El ferrocarril Lima-Ica se perfila como una obra de infraestructura transformadora para el transporte de carga y personas en el Perú. Con una ruta de 280 km, 15 estaciones, sistema eléctrico, y trenes de carga capaces de alcanzar 100 km/h, promete dinamizar la logística regional, reducir emisiones y generar miles de empleos.
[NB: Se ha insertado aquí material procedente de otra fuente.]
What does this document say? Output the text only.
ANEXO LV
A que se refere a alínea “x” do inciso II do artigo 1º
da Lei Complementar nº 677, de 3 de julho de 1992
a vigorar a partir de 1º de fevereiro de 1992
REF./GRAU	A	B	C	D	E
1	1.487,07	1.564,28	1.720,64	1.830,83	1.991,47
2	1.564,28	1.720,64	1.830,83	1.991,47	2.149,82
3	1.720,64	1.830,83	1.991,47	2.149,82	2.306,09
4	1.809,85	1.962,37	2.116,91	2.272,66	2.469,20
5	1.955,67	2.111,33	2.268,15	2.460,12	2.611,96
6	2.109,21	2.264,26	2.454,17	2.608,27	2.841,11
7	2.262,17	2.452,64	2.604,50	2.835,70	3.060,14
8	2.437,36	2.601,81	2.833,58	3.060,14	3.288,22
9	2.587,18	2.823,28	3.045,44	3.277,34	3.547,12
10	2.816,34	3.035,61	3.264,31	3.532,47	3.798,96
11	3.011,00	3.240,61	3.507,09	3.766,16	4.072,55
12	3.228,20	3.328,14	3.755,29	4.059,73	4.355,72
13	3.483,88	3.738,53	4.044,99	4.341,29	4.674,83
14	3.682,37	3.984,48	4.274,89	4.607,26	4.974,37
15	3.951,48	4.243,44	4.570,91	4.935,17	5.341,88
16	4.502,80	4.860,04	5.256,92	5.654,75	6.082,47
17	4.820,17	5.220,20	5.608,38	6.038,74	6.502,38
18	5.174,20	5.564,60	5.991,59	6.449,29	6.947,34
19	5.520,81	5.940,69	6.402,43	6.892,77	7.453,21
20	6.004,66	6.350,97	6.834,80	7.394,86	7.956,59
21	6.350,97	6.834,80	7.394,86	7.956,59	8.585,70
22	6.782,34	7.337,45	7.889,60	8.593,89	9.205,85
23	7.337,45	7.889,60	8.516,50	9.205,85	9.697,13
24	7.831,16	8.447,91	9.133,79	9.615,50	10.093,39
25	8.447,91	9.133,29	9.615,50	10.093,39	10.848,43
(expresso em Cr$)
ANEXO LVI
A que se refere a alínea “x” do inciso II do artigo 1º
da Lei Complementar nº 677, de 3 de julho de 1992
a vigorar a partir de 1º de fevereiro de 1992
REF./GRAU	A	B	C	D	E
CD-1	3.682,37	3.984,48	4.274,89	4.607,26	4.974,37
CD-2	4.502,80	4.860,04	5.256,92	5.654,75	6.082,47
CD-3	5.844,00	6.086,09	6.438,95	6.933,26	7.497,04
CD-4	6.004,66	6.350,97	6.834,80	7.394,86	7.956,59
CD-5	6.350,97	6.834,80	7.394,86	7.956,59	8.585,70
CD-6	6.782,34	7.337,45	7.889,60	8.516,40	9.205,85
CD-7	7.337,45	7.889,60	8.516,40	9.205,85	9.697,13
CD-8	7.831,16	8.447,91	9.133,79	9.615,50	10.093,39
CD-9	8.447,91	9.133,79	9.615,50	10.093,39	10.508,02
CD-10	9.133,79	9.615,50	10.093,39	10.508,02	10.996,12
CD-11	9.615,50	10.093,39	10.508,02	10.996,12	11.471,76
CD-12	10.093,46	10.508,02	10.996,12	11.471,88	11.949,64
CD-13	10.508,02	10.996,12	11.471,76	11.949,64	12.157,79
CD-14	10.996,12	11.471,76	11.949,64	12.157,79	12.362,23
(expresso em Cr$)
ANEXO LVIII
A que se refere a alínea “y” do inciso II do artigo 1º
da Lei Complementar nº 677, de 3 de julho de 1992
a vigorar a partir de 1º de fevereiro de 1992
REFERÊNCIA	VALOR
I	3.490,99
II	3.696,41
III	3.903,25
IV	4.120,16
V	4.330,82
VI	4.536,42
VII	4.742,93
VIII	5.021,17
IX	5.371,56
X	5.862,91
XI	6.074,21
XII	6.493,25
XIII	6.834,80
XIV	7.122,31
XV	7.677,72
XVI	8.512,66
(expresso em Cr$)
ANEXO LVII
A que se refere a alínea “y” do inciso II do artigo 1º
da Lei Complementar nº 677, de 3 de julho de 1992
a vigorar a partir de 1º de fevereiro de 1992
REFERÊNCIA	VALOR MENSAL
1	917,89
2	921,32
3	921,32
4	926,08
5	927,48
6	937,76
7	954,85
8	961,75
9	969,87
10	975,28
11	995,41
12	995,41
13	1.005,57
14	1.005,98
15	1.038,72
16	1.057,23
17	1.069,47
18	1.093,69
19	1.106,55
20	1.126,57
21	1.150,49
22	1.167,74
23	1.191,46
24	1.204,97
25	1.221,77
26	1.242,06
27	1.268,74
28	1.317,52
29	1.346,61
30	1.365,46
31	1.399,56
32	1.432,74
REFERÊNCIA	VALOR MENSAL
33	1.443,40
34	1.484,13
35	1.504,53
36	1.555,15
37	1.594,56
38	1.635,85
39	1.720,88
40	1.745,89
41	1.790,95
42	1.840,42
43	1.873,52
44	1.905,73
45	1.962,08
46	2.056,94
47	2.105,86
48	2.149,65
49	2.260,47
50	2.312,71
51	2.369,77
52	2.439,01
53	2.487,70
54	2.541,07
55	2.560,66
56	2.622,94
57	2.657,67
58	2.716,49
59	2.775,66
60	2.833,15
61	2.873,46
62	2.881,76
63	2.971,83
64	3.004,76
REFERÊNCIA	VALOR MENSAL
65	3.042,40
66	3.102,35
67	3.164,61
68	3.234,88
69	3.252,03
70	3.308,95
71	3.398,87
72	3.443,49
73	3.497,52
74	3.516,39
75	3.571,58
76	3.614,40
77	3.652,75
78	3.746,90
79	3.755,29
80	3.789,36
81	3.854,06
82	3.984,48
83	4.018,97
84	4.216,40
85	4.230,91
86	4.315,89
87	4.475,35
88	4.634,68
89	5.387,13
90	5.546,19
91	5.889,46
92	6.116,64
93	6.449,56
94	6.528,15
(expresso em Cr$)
Sus etapas de licitación avanzan y, tras su ejecución entre 2026‑2032, se convertirá en un modelo de eficiencia ferroviaria, y para que proyectos de esta magnitud alcancen su máximo potencial, la incorporación de tecnologías de monitoreo, gestión de flotas y análisis predictivo, como las que ofrece Zonar, será clave para fortalecer la seguridad y eficiencia en el ecosistema logístico nacional.
En resumen, el ferrocarril Lima-Ica no es solo una infraestructura ética para el siglo XXI: es un motor de transformación logística regional que, con aliados tecnológicos estratégicos, puede marcar una nueva era en la competitividad del sur peruano.